Evitémosles este trance y si hay alguna diferencia, resolvámosla juntos y en
privado.
La
autoridad tiene su base en el amor, el respeto y la exigencia. El amor, cuando
es verdadero, es y será exigente.
No
te conviertas en un padre o una madre engreídora. No te permitas no ser el
padre o madre que estás llamado a ser. Tus hijos te necesitan enteramente padre
y enteramente madre. Para engreírlos están los abuelos, de algún modo esa es la
ley de la vida.
Autoridad
no significa tampoco ser autoritario. Si te excedes, pídele perdón a tu hijo.
Si haces algo mal para con él o ella, dile que te equivocaste.
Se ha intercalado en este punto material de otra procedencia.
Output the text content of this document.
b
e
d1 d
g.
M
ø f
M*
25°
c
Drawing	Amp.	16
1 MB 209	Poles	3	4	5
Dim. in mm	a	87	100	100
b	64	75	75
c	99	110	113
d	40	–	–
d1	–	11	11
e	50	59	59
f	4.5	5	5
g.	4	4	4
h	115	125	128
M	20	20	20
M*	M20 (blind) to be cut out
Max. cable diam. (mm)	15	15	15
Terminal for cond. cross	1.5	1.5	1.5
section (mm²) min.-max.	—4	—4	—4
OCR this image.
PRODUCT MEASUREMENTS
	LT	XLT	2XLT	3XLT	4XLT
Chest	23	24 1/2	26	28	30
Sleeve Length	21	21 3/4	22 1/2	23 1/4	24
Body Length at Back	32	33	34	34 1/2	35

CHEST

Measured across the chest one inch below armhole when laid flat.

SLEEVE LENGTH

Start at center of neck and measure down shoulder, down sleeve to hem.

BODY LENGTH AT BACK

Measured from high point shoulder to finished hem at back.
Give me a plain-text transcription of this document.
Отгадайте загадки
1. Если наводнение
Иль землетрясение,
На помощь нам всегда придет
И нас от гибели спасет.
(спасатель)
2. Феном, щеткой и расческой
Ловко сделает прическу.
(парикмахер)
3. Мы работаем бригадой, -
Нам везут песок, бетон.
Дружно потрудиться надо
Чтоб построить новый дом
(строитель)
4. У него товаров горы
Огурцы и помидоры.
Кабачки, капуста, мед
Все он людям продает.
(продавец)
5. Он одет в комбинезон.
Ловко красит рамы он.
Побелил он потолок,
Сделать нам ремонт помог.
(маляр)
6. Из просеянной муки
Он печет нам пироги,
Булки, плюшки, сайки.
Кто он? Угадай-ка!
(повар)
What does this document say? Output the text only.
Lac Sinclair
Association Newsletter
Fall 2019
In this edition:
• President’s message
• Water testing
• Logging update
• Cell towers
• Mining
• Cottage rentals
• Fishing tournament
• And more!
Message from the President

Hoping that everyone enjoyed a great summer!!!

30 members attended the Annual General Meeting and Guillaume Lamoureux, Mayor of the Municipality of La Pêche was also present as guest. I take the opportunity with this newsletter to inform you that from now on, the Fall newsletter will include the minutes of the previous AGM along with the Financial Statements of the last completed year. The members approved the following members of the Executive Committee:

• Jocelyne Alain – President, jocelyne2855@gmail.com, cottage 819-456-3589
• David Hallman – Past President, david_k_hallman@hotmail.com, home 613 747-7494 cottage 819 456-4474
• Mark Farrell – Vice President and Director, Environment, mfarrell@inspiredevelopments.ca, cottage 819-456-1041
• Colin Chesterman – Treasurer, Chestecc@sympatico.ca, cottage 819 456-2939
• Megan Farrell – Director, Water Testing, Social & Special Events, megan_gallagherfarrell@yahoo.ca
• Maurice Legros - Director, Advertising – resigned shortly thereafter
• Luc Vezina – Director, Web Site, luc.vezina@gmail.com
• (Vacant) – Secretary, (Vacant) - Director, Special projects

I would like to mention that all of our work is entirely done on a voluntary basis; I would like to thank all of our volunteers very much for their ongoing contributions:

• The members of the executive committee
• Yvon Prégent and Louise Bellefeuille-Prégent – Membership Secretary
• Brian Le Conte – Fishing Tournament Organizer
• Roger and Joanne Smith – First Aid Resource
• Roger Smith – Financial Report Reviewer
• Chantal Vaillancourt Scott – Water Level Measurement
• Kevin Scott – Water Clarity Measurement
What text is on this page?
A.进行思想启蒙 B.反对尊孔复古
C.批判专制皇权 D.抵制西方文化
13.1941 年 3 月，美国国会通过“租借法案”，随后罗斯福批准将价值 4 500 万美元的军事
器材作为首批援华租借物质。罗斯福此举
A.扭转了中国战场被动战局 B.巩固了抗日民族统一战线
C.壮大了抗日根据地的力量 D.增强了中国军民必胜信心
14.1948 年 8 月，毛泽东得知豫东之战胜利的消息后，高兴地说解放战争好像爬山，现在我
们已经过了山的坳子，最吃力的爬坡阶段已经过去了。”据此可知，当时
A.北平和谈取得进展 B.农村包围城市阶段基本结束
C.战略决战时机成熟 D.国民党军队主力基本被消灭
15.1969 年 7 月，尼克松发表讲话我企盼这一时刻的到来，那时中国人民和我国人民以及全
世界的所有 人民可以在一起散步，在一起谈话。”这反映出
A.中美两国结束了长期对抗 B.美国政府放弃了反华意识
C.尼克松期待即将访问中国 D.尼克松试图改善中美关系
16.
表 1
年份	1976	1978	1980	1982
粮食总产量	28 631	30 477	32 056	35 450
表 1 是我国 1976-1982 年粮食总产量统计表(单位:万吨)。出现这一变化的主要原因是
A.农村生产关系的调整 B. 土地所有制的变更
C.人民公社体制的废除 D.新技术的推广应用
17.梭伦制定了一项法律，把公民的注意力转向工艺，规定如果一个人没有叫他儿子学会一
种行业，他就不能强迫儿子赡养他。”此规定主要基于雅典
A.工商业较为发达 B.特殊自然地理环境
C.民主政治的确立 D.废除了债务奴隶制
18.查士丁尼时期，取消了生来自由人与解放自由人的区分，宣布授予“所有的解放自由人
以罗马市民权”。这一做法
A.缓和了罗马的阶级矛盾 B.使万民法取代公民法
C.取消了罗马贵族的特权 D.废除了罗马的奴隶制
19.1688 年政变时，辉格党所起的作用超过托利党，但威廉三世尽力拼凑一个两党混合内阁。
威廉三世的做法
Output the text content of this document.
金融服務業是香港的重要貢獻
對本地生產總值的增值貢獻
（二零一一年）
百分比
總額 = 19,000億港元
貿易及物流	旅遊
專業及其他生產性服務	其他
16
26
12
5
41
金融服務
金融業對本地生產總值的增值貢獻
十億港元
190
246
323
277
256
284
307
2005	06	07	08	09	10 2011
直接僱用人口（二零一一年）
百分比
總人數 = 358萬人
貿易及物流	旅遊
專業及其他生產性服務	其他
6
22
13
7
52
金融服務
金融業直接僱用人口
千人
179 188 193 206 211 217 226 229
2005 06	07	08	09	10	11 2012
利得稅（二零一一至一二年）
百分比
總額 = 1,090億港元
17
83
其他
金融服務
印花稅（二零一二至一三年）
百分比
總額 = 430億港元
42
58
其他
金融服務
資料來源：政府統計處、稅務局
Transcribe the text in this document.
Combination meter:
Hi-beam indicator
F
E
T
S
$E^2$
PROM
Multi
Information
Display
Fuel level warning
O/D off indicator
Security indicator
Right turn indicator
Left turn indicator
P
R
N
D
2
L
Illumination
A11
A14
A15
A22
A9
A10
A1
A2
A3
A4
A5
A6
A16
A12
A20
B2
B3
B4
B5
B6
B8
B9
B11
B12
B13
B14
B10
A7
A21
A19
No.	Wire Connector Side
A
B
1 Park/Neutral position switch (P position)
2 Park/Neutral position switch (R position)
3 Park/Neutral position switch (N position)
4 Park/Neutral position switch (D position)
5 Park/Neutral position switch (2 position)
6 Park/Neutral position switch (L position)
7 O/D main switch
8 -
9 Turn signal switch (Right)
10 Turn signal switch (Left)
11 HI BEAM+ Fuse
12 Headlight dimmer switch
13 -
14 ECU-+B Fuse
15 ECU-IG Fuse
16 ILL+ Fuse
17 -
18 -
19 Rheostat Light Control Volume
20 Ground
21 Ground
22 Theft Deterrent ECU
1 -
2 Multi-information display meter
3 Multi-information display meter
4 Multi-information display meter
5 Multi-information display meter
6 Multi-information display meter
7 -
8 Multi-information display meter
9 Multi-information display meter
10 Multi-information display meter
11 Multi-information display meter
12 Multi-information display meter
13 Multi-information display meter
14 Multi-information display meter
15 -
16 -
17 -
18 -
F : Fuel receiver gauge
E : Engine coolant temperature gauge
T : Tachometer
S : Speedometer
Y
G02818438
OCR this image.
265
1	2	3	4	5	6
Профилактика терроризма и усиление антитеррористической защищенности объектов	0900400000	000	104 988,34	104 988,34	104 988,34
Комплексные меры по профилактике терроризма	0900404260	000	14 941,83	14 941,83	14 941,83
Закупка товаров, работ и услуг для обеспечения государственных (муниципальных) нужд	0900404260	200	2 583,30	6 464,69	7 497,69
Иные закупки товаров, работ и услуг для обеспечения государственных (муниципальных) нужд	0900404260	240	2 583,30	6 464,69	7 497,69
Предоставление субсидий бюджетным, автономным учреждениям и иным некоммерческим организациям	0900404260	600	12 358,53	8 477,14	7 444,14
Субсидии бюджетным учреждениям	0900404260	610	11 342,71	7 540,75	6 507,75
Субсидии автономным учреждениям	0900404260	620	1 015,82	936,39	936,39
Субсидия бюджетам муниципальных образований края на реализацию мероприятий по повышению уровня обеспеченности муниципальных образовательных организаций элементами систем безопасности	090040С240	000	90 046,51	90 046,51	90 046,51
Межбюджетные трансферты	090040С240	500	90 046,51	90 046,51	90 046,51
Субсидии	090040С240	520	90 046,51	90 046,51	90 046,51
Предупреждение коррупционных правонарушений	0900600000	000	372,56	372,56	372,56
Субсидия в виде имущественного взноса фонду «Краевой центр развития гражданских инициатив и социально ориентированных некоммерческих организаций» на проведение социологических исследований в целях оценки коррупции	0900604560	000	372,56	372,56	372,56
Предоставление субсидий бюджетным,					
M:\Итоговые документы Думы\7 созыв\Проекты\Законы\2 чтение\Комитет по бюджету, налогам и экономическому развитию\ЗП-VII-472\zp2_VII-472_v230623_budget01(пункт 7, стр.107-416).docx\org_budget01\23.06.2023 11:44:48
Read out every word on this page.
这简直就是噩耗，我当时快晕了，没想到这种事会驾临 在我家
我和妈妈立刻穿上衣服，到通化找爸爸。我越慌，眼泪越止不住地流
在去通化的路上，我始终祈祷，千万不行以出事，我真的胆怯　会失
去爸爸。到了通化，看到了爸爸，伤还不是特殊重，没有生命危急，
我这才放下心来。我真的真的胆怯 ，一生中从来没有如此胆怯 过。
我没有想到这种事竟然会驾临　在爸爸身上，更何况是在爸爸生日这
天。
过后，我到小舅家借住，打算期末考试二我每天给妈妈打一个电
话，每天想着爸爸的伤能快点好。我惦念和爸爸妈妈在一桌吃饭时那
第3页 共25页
De este modo,
tus hijos aprenderán también a ser humildes, a reconocer sus propios errores,
aprenderán algo que es tan necesario hoy en día y cada vez más escaso:
aprenderán a asumir la responsabilidad de sus actos.
Y si no estás seguro de algo, pregunta. Si tú y tu cónyuge
no saben qué hacer, pide ayuda. Nada peor que tener un problema al frente y no
enfrentarlo por temor, duda, indecisión o peor, por indiferencia.